Lo cual no quita que haya una explicación, claro. Nos aventuramos a sostener que la persistencia de la regla obedece a los mismos factores por los que todavía perduran las referidas restricciones cuantitativas. Los operadores del sector han conseguido capturar a las autoridades competentes, al objeto de que éstas mantengan una regulación que favorece claramente sus intereses, en detrimento de los de los consumidores. Han logrado que la oferta de taxis y las tarifas que han de pagar los usuarios se acerquen mucho más a los que fijaría un monopolista que a los que existirían en un mercado competitivo. De resultas de todo ello, la mayor parte de los sobrecostes derivados de la mentada compartimentación se repercute en las tarifas que pagan los usuarios en general y, por lo tanto, es soportada por el conjunto de ellos.

En efecto, si los sobrecostes no se reflejaran en las tarifas y, como consecuencia, la prestación del servicio no fuera rentable para los taxistas, éste no se estaría prestando. La hipótesis de la repercusión resulta verosímil también en atención a los abundantes argumentos teóricos y evidencias empíricas que sugieren que las autoridades encargadas de fijar dichas tarifas y el número máximo de taxis han sido en buena medida capturadas por los empresarios del sector, en perjuicio de los usuarios. Nótese que los taxistas forman un grupo provisto de mayor capacidad y más fuertes incentivos que sus antagonistas para presionar a dichas autoridades a fin de que éstas establezcan una regulación favorable a sus intereses. Repárese, asimismo, en que el número de licencias se ha mantenido constante en España durante las últimas décadas, a pesar de que nuestra población se ha incrementado considerablemente, mientras que las tarifas han ido aumentando en más de un punto porcentual anual por encima del índice general de precios al consumo (véase el citado Estudio de la CNMC, pp. 109 y ss.). Otro indicio de la captura es el hecho de que, en España, al igual que en otros muchos países, el precio que en el mercado secundario se paga por licencias de taxi, fruto de la capitalización de las rentas monopolísticas generadas por la limitación de acceso al mercado­, es relativamente alto. Este precio, como es obvio, termina trasladándose a las tarifas pagadas por los usuarios, que han de ser lo suficientemente elevadas como para que los adquirentes de las licencias puedan amortizarlo.

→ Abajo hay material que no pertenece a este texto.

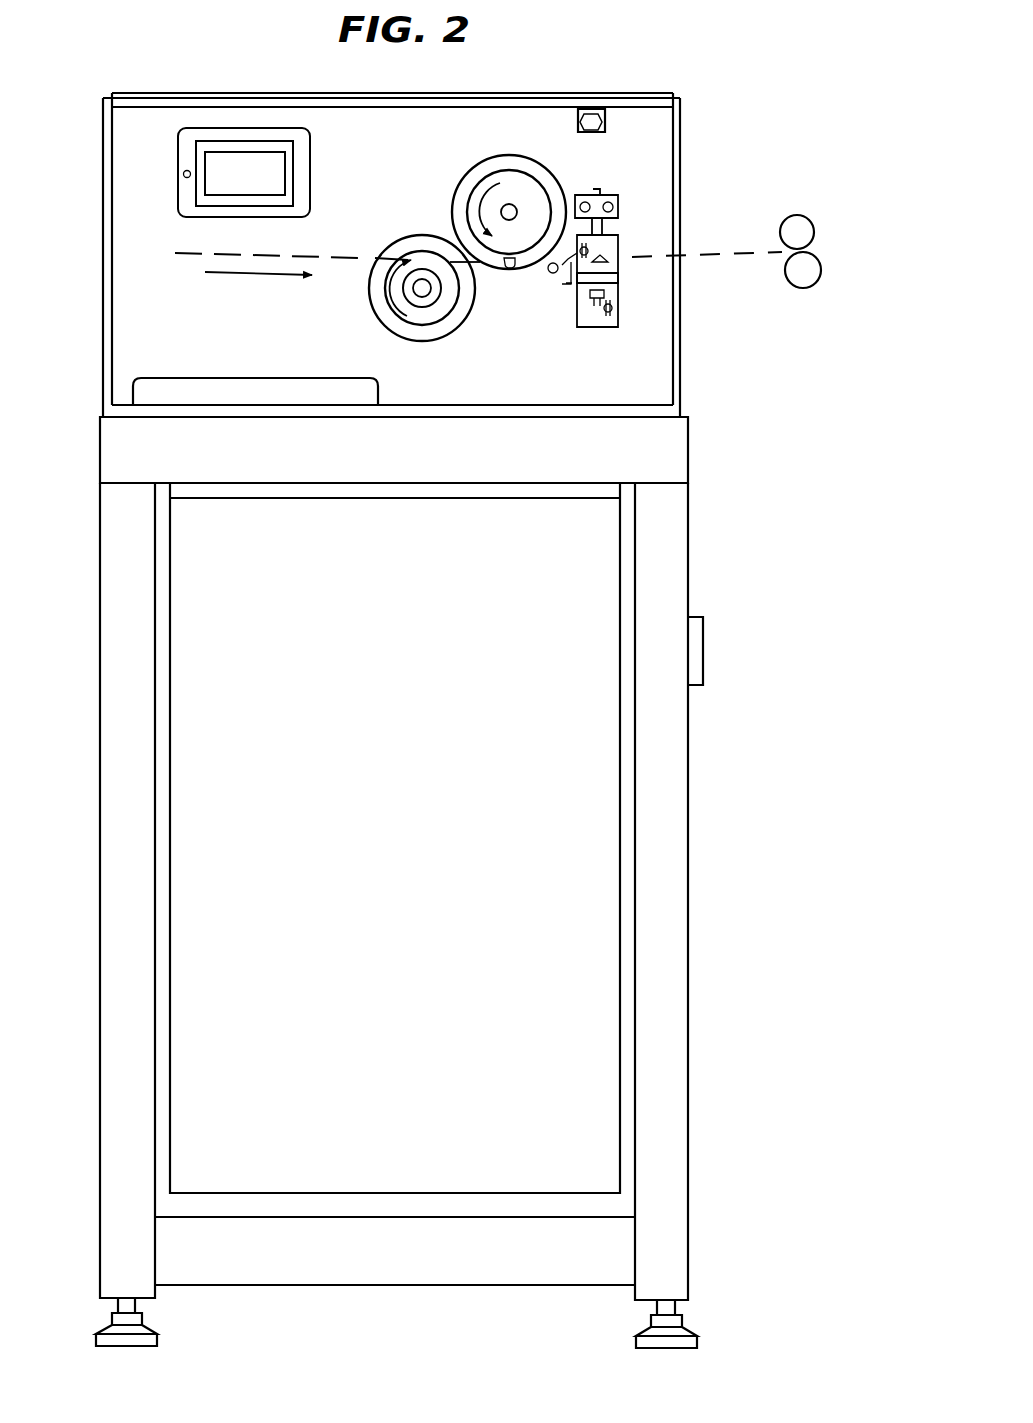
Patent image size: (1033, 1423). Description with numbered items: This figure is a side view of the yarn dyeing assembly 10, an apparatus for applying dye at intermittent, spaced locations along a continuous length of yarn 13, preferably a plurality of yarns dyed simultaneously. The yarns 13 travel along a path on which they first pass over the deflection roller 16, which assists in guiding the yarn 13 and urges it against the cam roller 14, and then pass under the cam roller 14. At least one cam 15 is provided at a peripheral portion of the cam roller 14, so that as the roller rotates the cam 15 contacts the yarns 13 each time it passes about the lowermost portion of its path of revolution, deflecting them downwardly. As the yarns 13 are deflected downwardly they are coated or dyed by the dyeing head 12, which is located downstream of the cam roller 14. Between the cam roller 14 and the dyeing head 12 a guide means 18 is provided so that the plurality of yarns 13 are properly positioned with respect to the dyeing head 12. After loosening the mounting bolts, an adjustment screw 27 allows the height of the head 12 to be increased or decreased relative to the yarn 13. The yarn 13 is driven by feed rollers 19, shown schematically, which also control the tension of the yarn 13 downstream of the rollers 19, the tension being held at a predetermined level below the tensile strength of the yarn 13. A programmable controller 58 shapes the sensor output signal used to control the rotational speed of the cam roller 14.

The yarn dyeing assembly 10 is at (100, 94).
The programmable controller 58 is at (250, 130).
The yarn 13 is at (332, 255).
The cam roller 14 is at (483, 187).
The cam 15 is at (510, 268).
The deflection roller 16 is at (440, 322).
The adjustment screw 27 is at (598, 189).
The dyeing head 12 is at (618, 277).
The guide means 18 is at (578, 275).
The feed rollers 19 is at (818, 236).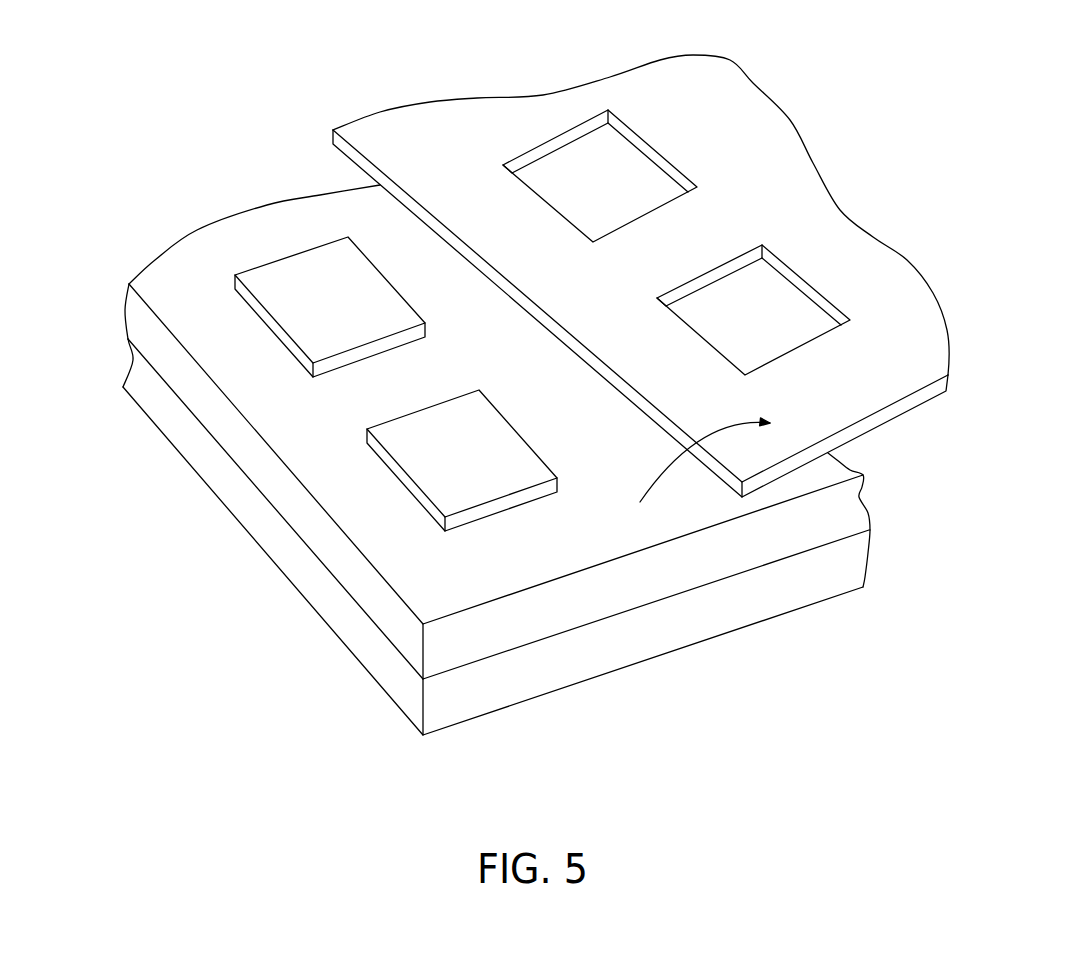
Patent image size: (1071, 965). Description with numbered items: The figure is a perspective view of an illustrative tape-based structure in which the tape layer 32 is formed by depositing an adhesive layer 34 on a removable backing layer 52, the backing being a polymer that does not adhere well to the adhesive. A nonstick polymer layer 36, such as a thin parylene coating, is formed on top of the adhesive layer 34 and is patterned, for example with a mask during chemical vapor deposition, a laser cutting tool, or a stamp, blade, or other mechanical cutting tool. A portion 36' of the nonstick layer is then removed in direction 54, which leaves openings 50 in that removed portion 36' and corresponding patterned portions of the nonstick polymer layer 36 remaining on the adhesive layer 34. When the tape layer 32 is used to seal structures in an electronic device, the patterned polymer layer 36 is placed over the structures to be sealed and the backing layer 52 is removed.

The tape layer 32 is at (463, 458).
The adhesive layer 34 is at (140, 323).
The nonstick polymer layer 36 is at (396, 380).
The portion of layer 36 36' is at (641, 264).
The openings 50 is at (630, 168).
The removable backing layer 52 is at (413, 705).
The direction 54 is at (680, 463).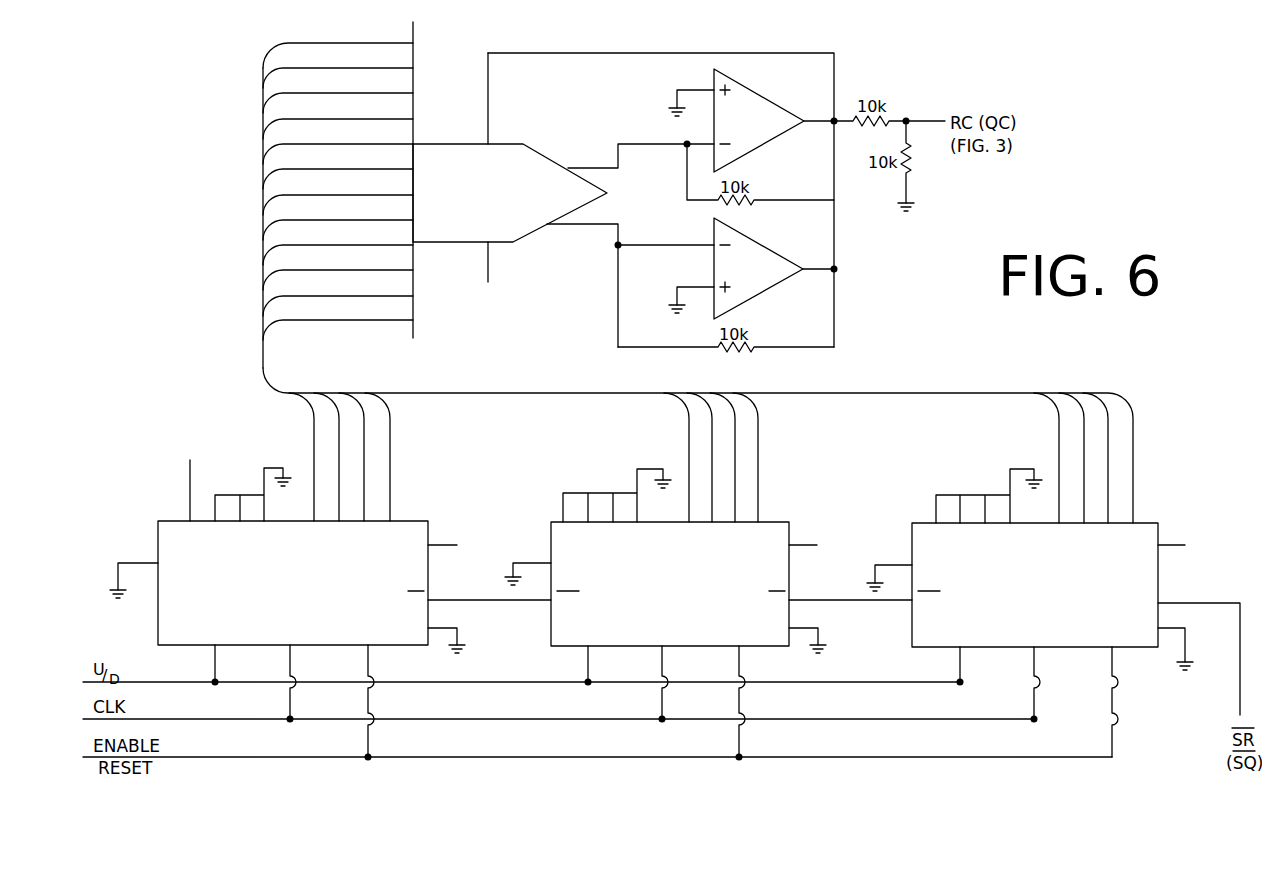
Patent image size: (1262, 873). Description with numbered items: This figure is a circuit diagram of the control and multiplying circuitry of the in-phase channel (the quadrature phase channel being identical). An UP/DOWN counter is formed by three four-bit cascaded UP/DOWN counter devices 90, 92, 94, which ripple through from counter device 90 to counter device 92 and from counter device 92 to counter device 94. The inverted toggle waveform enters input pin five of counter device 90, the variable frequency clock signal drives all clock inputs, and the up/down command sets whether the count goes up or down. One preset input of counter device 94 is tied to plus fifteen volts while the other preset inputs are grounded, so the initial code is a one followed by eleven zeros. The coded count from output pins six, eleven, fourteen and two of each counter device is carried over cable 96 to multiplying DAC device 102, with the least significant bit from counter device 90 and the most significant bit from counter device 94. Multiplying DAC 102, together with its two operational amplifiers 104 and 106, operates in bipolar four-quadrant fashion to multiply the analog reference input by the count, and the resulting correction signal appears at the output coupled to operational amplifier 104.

Y cabe razonablemente pensar que los taxistas tampoco tienen los incentivos económicos suficientes para influir sobre las autoridades locales y autonómicas competentes a fin de que éstas eliminen las referidas barreras territoriales, mediante el establecimiento de áreas de prestación conjunta. De un lado, porque los beneficios que para estos transportistas se derivan de la creación de tales áreas no son muy elevados, habida cuenta de que los sobrecostes resultantes de la regulación actual acaban siendo trasladados a las tarifas pagadas por los pasajeros. De otro lado, las autoridades competentes no están seguramente dispuestas a imponer de manera coactiva dichas áreas, si los taxistas de alguno de los municipios afectados se oponen a ello, lo cual es probable que suceda. Téngase en cuenta que la fragmentación territorial del sector favorece especialmente a quienes prestan sus servicios allí donde la oferta de taxis es más escasa. Y bien puede ocurrir que los réditos que para ellos se desprenden de esta mayor escasez excedan de los sobrecostes que les supone la fragmentación, por lo que tenderán a resistirse a su eliminación.

En fin, lamentablemente, no da la impresión de que las cosas vayan a cambiar por causas endógenas. Ninguno de los actores que en este sector ha venido jugando un papel relevante parece estar por la labor. Seguramente hará falta que algún factor externo rompa el persistente e indeseable equilibrio en el que actualmente nos encontramos.